# How profitable is your painting business?



## SeanATL (Apr 6, 2007)

I saw a similar post in the Business forum, and I was more interested in hearing from other painting companies.

What would you estimate your profit margins to be.....as a percent....net...

Meaning, after all my costs, at the end of the day, I make 20% on my jobs. This number is going to vary if you do the painting yourself.

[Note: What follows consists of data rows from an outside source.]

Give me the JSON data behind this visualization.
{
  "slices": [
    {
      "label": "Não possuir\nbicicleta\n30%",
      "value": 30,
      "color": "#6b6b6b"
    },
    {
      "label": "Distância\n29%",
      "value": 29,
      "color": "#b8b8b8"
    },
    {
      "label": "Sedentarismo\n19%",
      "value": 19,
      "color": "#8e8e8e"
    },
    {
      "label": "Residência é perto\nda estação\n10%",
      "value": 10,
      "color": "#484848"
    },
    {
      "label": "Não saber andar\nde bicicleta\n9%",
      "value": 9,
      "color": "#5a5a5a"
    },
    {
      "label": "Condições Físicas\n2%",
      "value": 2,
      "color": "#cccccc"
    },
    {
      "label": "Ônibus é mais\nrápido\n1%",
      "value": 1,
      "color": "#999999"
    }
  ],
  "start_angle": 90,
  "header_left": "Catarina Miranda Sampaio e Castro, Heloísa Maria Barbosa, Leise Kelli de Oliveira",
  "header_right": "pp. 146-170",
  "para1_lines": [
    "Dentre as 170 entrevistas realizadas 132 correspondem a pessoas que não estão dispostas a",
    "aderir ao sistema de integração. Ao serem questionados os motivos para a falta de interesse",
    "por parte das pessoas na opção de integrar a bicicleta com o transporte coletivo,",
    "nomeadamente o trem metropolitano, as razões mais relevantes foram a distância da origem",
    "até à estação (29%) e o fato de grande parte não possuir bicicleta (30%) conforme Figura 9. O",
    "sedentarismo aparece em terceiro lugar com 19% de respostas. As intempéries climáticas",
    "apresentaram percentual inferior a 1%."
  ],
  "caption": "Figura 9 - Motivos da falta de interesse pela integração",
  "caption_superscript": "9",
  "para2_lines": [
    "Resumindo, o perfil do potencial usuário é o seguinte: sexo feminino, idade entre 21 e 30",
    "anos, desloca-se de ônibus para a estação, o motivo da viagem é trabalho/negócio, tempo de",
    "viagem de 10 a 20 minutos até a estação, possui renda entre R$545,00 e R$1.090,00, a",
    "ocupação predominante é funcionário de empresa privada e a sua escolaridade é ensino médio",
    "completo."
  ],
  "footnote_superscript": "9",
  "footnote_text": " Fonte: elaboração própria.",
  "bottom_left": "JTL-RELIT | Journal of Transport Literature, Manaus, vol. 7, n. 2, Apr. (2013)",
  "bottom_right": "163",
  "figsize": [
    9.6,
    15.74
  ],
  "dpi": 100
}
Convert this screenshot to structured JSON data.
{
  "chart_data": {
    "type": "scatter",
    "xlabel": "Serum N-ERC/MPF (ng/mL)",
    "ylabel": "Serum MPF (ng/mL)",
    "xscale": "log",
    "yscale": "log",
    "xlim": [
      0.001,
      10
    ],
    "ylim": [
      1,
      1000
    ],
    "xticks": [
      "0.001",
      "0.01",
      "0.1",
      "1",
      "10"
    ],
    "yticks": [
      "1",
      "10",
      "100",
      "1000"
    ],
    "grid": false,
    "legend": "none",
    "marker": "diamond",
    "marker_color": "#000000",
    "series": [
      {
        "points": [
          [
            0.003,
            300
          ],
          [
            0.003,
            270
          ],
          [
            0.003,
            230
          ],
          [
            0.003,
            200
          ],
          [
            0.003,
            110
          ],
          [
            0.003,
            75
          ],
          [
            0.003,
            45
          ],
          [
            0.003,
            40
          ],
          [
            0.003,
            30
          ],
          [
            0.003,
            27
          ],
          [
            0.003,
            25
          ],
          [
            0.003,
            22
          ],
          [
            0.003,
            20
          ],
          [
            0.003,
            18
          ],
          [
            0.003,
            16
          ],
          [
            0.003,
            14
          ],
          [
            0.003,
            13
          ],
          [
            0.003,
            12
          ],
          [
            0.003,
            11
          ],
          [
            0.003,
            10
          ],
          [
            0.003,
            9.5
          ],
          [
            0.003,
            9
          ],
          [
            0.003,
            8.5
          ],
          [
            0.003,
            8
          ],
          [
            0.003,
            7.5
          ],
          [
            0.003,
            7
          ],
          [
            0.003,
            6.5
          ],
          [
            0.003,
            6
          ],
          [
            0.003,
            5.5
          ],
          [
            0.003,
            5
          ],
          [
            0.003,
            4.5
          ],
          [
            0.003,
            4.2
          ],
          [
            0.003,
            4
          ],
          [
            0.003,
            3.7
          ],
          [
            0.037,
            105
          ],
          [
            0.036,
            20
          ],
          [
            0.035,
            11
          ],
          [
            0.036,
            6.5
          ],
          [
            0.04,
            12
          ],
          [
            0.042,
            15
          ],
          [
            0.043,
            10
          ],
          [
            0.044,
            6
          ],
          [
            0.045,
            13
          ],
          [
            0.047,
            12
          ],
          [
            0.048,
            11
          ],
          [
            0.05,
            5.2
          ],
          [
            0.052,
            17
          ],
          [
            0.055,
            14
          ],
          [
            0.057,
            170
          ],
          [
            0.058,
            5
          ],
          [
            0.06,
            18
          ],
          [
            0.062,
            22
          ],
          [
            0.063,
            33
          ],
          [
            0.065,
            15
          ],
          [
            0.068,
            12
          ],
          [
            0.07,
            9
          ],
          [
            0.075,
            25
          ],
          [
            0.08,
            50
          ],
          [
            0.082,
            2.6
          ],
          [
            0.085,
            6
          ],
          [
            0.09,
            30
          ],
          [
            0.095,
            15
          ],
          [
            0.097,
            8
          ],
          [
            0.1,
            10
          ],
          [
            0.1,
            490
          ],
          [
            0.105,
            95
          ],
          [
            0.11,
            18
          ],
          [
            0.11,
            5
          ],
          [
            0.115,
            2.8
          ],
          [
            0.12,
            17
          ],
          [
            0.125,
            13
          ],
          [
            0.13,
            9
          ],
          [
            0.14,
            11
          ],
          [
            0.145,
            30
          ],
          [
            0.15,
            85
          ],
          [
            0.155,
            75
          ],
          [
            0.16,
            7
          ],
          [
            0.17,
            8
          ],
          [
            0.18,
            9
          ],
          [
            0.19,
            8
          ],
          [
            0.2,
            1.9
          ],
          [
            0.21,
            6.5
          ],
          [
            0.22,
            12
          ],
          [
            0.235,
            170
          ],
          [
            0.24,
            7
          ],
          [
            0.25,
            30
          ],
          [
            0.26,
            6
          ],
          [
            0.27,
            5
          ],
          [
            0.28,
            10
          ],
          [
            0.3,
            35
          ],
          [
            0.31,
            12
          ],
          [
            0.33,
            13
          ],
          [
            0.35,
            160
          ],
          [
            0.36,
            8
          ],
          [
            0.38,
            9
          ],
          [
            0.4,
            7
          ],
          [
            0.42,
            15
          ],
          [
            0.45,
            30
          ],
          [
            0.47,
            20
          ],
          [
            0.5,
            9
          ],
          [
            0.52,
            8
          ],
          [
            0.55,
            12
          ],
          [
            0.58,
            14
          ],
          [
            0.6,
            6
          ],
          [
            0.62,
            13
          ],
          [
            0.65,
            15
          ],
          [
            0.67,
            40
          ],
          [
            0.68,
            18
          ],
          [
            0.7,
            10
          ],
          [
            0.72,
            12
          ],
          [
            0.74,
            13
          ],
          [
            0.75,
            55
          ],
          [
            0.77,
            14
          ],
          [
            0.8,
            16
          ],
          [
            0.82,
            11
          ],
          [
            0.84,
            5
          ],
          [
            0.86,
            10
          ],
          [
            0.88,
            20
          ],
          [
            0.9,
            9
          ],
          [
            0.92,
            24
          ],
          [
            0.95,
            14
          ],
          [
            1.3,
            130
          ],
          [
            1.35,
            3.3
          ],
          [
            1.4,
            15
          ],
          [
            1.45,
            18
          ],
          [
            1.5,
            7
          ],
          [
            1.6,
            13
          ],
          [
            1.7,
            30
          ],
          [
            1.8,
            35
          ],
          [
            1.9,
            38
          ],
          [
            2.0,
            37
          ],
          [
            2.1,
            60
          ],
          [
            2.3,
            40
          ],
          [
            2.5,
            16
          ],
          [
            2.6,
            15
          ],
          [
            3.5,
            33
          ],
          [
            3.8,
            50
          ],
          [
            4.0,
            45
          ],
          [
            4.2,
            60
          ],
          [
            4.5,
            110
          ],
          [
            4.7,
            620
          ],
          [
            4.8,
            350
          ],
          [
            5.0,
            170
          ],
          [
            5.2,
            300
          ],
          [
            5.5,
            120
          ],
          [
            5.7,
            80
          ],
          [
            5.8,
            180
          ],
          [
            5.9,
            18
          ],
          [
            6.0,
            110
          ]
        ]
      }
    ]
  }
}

You may make 50% of you do the painting yourself.....

I know a lot of people on the board do a lot of the painting themselves, while others don't.

What is your net margin after direct costs (materials, labor) and after all overhead, but not paying yourself?

Someone spoke about the value of your business and this is what this number tells us.


----------



## Brushslingers (Jul 28, 2006)

Hovering around 20%, on a good month closer to 30%.


----------



## George Z (Dec 23, 2004)

50% gross profit
About 10% net profit
Overhead includes my salary too.


----------



## George Z (Dec 23, 2004)

> This number is going to vary if you do the painting yourself. You may make 50% of you do the painting yourself.....


I disagree.
If you do the painting yourself you are a job cost, not profit.
Gross profit is what is left after your job costs(your field pay included)
Net profit is what is left 
after overhead that includes admin salaries (yours too) and taxes are deducted from the gross profit.


----------



## Brushslingers (Jul 28, 2006)

I would agree with George, if I didn't count my overhead, myself, etc... my profit margins would be about 50% or more. My listed margins are paying myself, and my bills... though this last week it dropped to 15%.


----------



## MeridianNE (Apr 9, 2007)

*How did you all get into the business*

and what do you belive your appraoch was when you felt you were going to make "it".


----------



## Brushslingers (Jul 28, 2006)

My father.

Don't think i've made "it" yet.


----------



## SeanATL (Apr 6, 2007)

George Z said:


> I disagree.
> If you do the painting yourself you are a job cost, not profit.
> Gross profit is what is left after your job costs(your field pay included)
> Net profit is what is left
> after overhead that includes admin salaries (yours too) and taxes are deducted from the gross profit.


yeah, this is true.....what I was trying to do is seperate owners pay. If you do not count what you pay yourself, what is your margin......thats what I was trying to get to.


----------



## GPI (Jan 13, 2005)

Brushslingers said:


> My father.
> 
> Don't think i've made "it" yet.


Have to agree Brushslinger, not made it, think ive lost it at times..lol:whistling


----------



## PlainPainter (Dec 29, 2004)

Just curious - does repair bills, acquiring new vans, spray equipment, ladders, staging, planks, all come out of this measly 15% profit? Running a painting business feels like running a small enterprise sometimes. And I think 20% sounds low.


----------



## ProWallGuy (Oct 17, 2003)

PlainPainter said:


> measly 15% profit? Running a painting business feels like running a small enterprise sometimes. And I think 20% sounds low.


15% NET PROFIT isn't bad at all. Plainpainter, I think you need to realize that net profit is counted _after_ taking care of:



PlainPainter said:


> repair bills, acquiring new vans, spray equipment, ladders, staging, planks


----------



## Brushslingers (Jul 28, 2006)

Correct... AFTER everything is said and done, i'm paid, taxes, bills, oil changes, whathaveyou.... if I run at 20k a month the company clears 4k... which is 48k free and clear a year. Certain weeks, with certain companies... may cost you a bit more for extra touchups say... and is why my post stated last week at 15%. Not really all that measly...


----------



## lornmastro (Mar 17, 2006)

just curious brush what % of your business is painting and what is the rest??


----------



## Brushslingers (Jul 28, 2006)

Lately Lorn, its 100% painting, last year was about 30% sheetrock and tile but i'm trying to shy away from the backbreakers. Finished building what I hope is my last house last month... so, we will see.


----------